The student group, called Meanink, was formed in 2009 in response to a State Press article on body art. It is comprised of those who are passionate about the history of inscribing symbols and images on one’s own body. Yet they are opposed to what they say is a growing culture of vapid tattoos.
“I mean, there used to be recognition of merit when someone got a tattoo,” said Jessie Wheeler, who founded the group. “From Samoa, where a tattooed midsection — called pe’a — signified that a man is brave, to contemporary motorcycle gangs whose tattoos show their rank. They all mean something.”
These days, Wheeler said, most tattoos are the result of passing fads.

“All over campus, it’s like a plague,” said Senior Jake Hoffman. “Tribal tattoos. Chinese letters that probably aren’t even authentic. Cartoon characters. Princesses with skulls for faces. Oh, and the worst are mottos in Latin like ‘vincit qui se vincit’ — ‘he who conquers himself, conquers’ — what the hell? Who can even read Latin, anyway? Why not get a tattoo in Urdu? It’d be the same thing.”
Wheeler and the four other members of Meanink say that tattooing needs to return to its roots. People should get tattoos only if the tattoo is symbolic of a deed done, or a rank within a group. A tattoo should not be a mere superficial design that the bearer will want to remove in a decade with expensive laser surgery.

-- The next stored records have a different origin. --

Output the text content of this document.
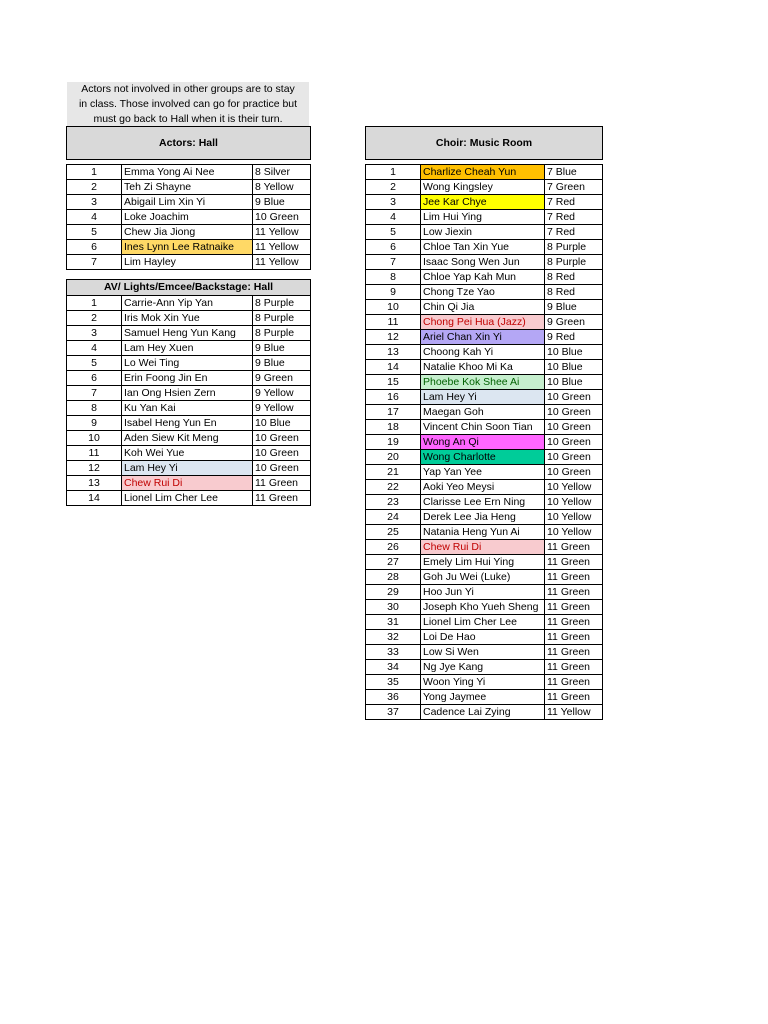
Actors not involved in other groups are to stay
in class. Those involved can go for practice but
must go back to Hall when it is their turn.
Actors: Hall		

1	Emma Yong Ai Nee	8 Silver
2	Teh Zi Shayne	8 Yellow
3	Abigail Lim Xin Yi	9 Blue
4	Loke Joachim	10 Green
5	Chew Jia Jiong	11 Yellow
6	Ines Lynn Lee Ratnaike	11 Yellow
7	Lim Hayley	11 Yellow
AV/ Lights/Emcee/Backstage: Hall		
1	Carrie-Ann Yip Yan	8 Purple
2	Iris Mok Xin Yue	8 Purple
3	Samuel Heng Yun Kang	8 Purple
4	Lam Hey Xuen	9 Blue
5	Lo Wei Ting	9 Blue
6	Erin Foong Jin En	9 Green
7	Ian Ong Hsien Zern	9 Yellow
8	Ku Yan Kai	9 Yellow
9	Isabel Heng Yun En	10 Blue
10	Aden Siew Kit Meng	10 Green
11	Koh Wei Yue	10 Green
12	Lam Hey Yi	10 Green
13	Chew Rui Di	11 Green
14	Lionel Lim Cher Lee	11 Green
Choir: Music Room		

1	Charlize Cheah Yun	7 Blue
2	Wong Kingsley	7 Green
3	Jee Kar Chye	7 Red
4	Lim Hui Ying	7 Red
5	Low Jiexin	7 Red
6	Chloe Tan Xin Yue	8 Purple
7	Isaac Song Wen Jun	8 Purple
8	Chloe Yap Kah Mun	8 Red
9	Chong Tze Yao	8 Red
10	Chin Qi Jia	9 Blue
11	Chong Pei Hua (Jazz)	9 Green
12	Ariel Chan Xin Yi	9 Red
13	Choong Kah Yi	10 Blue
14	Natalie Khoo Mi Ka	10 Blue
15	Phoebe Kok Shee Ai	10 Blue
16	Lam Hey Yi	10 Green
17	Maegan Goh	10 Green
18	Vincent Chin Soon Tian	10 Green
19	Wong An Qi	10 Green
20	Wong Charlotte	10 Green
21	Yap Yan Yee	10 Green
22	Aoki Yeo Meysi	10 Yellow
23	Clarisse Lee Ern Ning	10 Yellow
24	Derek Lee Jia Heng	10 Yellow
25	Natania Heng Yun Ai	10 Yellow
26	Chew Rui Di	11 Green
27	Emely Lim Hui Ying	11 Green
28	Goh Ju Wei (Luke)	11 Green
29	Hoo Jun Yi	11 Green
30	Joseph Kho Yueh Sheng	11 Green
31	Lionel Lim Cher Lee	11 Green
32	Loi De Hao	11 Green
33	Low Si Wen	11 Green
34	Ng Jye Kang	11 Green
35	Woon Ying Yi	11 Green
36	Yong Jaymee	11 Green
37	Cadence Lai Zying	11 Yellow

In order to join Meanink, each student has to have a tattoo — or plan to get one — that represents a difficult academic feat that the student has accomplished.

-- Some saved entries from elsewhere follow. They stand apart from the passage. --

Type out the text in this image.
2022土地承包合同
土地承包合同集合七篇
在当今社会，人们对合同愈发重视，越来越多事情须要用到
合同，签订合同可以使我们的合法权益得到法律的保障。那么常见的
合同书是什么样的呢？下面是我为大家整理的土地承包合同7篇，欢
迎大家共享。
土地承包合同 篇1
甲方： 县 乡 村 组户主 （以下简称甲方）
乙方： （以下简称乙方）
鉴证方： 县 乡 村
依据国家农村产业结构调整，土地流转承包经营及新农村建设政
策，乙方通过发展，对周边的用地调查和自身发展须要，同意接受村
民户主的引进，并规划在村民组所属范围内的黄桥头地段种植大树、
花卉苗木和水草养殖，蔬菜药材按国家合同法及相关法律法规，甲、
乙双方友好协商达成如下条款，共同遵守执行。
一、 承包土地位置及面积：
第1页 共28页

“I got this one when I got an A in a course about the contemporary British novel – senior level,” Wheeler said. “It’s the English author Kazuo Ishiguro. My final paper explored his novel The Remains of the Day — about the constrained, unrealized life of a butler named Stevens. It’s among the most important novels of the late twentieth century. I got a 92 percent on my paper, too.”
Freshman Wendy Yu showed off her tattoo: a quotation by the feminist writer Germaine Greer: “I think that testosterone is a rare poison.” Yu is near completion of an honor’s thesis about second-wave feminism in aboriginal tribes in Australia.
Other students in the group have tattoos that are of a more abstract nature.
“Mine is an homage to the experimental filmmaker Stan Brakhage, “said Marcus Tomlin, a sophomore Film Studies major. He pulled up his pants leg to reveal a tattoo on his calf of dozens of bits of broken leaves. “His oft-cited but little understood film Mothlight was fundamental to my appreciation for film as art. The film is only a minute long, but I once watched it on a twenty-two-hour loop. Fascinating.”
So far, interest in the group has been limited to a small group of friends who met each other working as stagehands at a summer Shakespeare festival. They are optimistic that as their message spreads, so too will the numbers in their ranks grow. Already they have been invited by two local private high schools to lead workshops about individualism and accomplishment.
“Young people these days tend to follow the crowd, and get whatever tattoo is cool at the moment,” Wheeler said. “But we’re going to show them that tattoos should be a statement of academic merit, not fashion.”